Energy Sources, Part A: Recovery, Utilization and Environmental Effects, cilt.45, sa.3, ss.7606-7628, 2023 (SCI-Expanded)
Weather is made up of multiple parameters, including solar radiation (SR),
atmospheric pressure (AP), soil temperature (ST), atmospheric temperature
(AT), wind speed (WS), relative humidity (RH), and sunshine duration (SD).
These factors are also crucial for the renewable energy sector, solar simulation,
agriculture, air pollution, water supply and distribution, avalanche
warning, forestry, and town and regional planning. A deep learning method
based on a neural network with Long Short-Term Memory (LSTM) was
employed in this investigation for one-hour-ahead weather data forecasting.
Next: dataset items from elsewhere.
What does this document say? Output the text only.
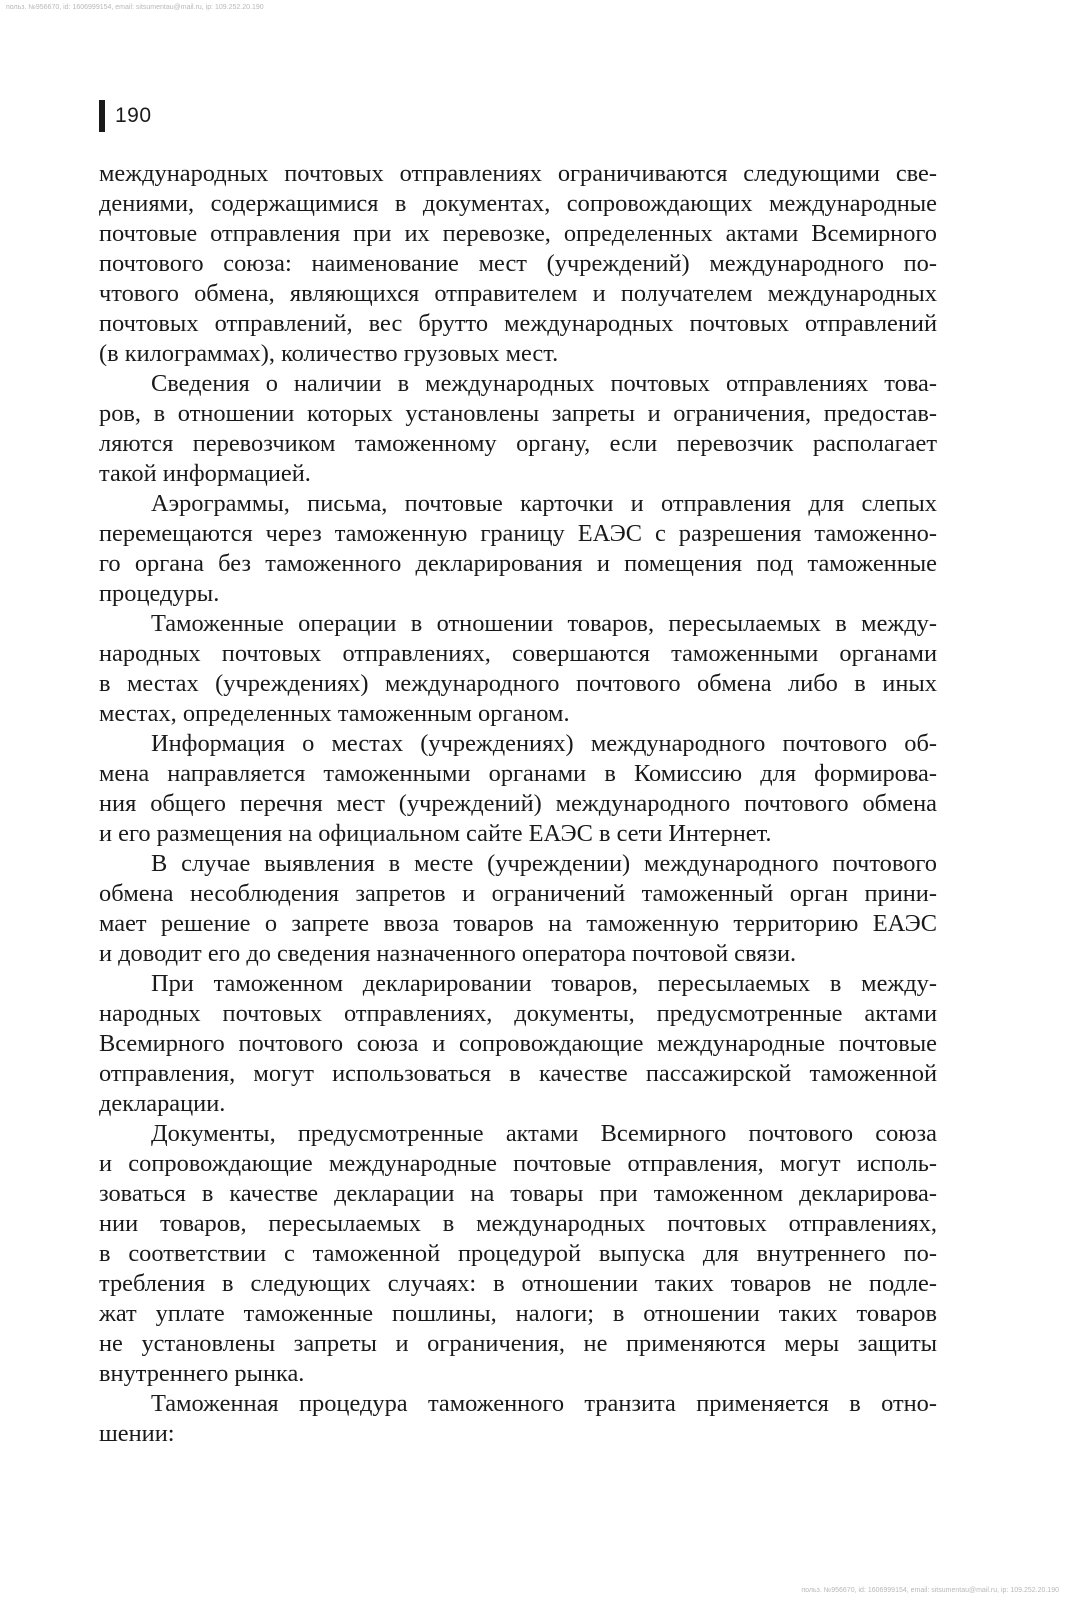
польз. №956670, id: 1606999154, email: sitsumentau@mail.ru, ip: 109.252.20.190
190
международных почтовых отправлениях ограничиваются следующими све-
дениями, содержащимися в документах, сопровождающих международные
почтовые отправления при их перевозке, определенных актами Всемирного
почтового союза: наименование мест (учреждений) международного по-
чтового обмена, являющихся отправителем и получателем международных
почтовых отправлений, вес брутто международных почтовых отправлений
(в килограммах), количество грузовых мест.
Сведения о наличии в международных почтовых отправлениях това-
ров, в отношении которых установлены запреты и ограничения, предостав-
ляются перевозчиком таможенному органу, если перевозчик располагает
такой информацией.
Аэрограммы, письма, почтовые карточки и отправления для слепых
перемещаются через таможенную границу ЕАЭС с разрешения таможенно-
го органа без таможенного декларирования и помещения под таможенные
процедуры.
Таможенные операции в отношении товаров, пересылаемых в между-
народных почтовых отправлениях, совершаются таможенными органами
в местах (учреждениях) международного почтового обмена либо в иных
местах, определенных таможенным органом.
Информация о местах (учреждениях) международного почтового об-
мена направляется таможенными органами в Комиссию для формирова-
ния общего перечня мест (учреждений) международного почтового обмена
и его размещения на официальном сайте ЕАЭС в сети Интернет.
В случае выявления в месте (учреждении) международного почтового
обмена несоблюдения запретов и ограничений таможенный орган прини-
мает решение о запрете ввоза товаров на таможенную территорию ЕАЭС
и доводит его до сведения назначенного оператора почтовой связи.
При таможенном декларировании товаров, пересылаемых в между-
народных почтовых отправлениях, документы, предусмотренные актами
Всемирного почтового союза и сопровождающие международные почтовые
отправления, могут использоваться в качестве пассажирской таможенной
декларации.
Документы, предусмотренные актами Всемирного почтового союза
и сопровождающие международные почтовые отправления, могут исполь-
зоваться в качестве декларации на товары при таможенном декларирова-
нии товаров, пересылаемых в международных почтовых отправлениях,
в соответствии с таможенной процедурой выпуска для внутреннего по-
требления в следующих случаях: в отношении таких товаров не подле-
жат уплате таможенные пошлины, налоги; в отношении таких товаров
не установлены запреты и ограничения, не применяются меры защиты
внутреннего рынка.
Таможенная процедура таможенного транзита применяется в отно-
шении:
польз. №956670, id: 1606999154, email: sitsumentau@mail.ru, ip: 109.252.20.190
The ability of the LSTM model was compared with the Adaptive Neuro-Fuzzy
Inference System (ANFIS) with that of the fuzzy c-means (FCM),
Autoregressive Integrated Moving Average (ARIMA) model, and the
Autoregressive Moving Average (ARMA) model. Mean absolute error (MAE),
correlation coefficient (R), root means square error (RMSE), average bias,
Nash – Sutcliffe efficiency coefficient (NSE), and mean absolute percentage
error (MAPE) were selected as evaluation criteria. Results indicated that the
proposed LSTM model presented good enough results compared to other
used methods. 7 different types of meteorological data from a total of 4 years
(35040 hours) were divided into 25% test data and 75% training data for the
models. The best result was obtained for the hourly ST estimation of Adana
province using the LSTM method, the MAE, RMSE, R, bias, NSE, and MAPE
values were computed as 0.016°C, 0.078°C, 0.9999, −0.00018°C, 0.0805%, and
0.9999, respectively. On the other hand, the worst result was obtained for the
hourly SD for Mardin province when ARIMA was used, and the statistical
measures were derived as 0.128 hours for MAE, 0.215 hours for RMSE, 0.8851
for R, 0.00091 hours for bias, and 0.7657 for NSE. In this regard, it is demonstrated
that the LSTM technique outperformed the other models in terms of
all-weather data estimates and delivered highly sensitive outcomes.